Australia's most wanted jobs: tech heads, health staff and plumbers

WITH people's hangovers and 2013 well and truly over, millions of Australians will be returning on Monday to jobs they hate

WITH people's hangovers and 2013 well and truly over, millions of Australians will be returning on Monday to jobs they hate.

Whether it is a bad boss, corrosive colleagues, boredom, stress or an epic commute, finding a new job is one of the top ten New Years resolutions.

"It's often you see people who are very well paid are seeking a career change because they are not satisfied," Broadspring Consulting director and HR expert Pam Macdonald said.

"I don't care how many zeros are at the end of your pay packet; if you're not satisfied and not enjoying it then it's not going to be good for you or your career. When it comes to making New Years resolutions, changing jobs is probably in the top 10."

Despite the unemployment rate expected to hit 6.25 per cent in 2014-2015, according to the Midyear Economic and Fiscal Outlook, there will be more than 1 million people changing jobs this year.

Here are the hottest:


Plumbing Trades Employees Union Paddy McCrudden has little sympathy for plumbers out of work.

"If you are unemployed as a plumber in Australia there must be something wrong; you've either got a bad work ethic or are charging too much," he says.

"There is always work out there for a plumber."

Mr McCrudden said plumbers are fast becoming the dad's army of the Australian workforce, with an average age of 55 (the workforce average is 39).

He also estimates one in ten plumbers are foreigners, a sign that the work is there but there is not enough workers.

Sydney plumber Luke Milne, 24, said he has only taken Christmas Day and Boxing Day off this year because he has been "flat out".

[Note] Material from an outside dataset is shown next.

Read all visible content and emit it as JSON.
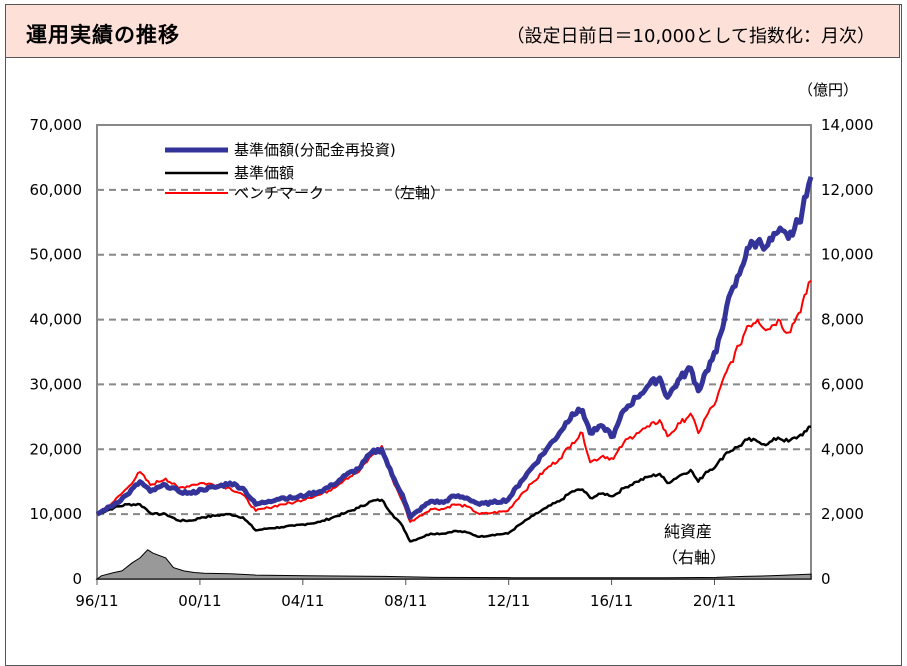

The LPZ Plumbing Services owner has been riding the wave of renovations that continues to wash over the Sydney housing market.

Being a specialist in bathrooms renovations and fit outs, he has been cashing in.

"In the past year we have done a lot of emergency and call out work, but in 2014 bathroom renovations will the biggest thing," he said.

"There might be a little down time during the end of the financial year, but apart from that we will be working all the way through."

Mr Milne said plumbers in Sydney can never be short of work as long as they are savvy with their marketing and promotion.

"People are always going to need water so there is always going to be work out there," he said.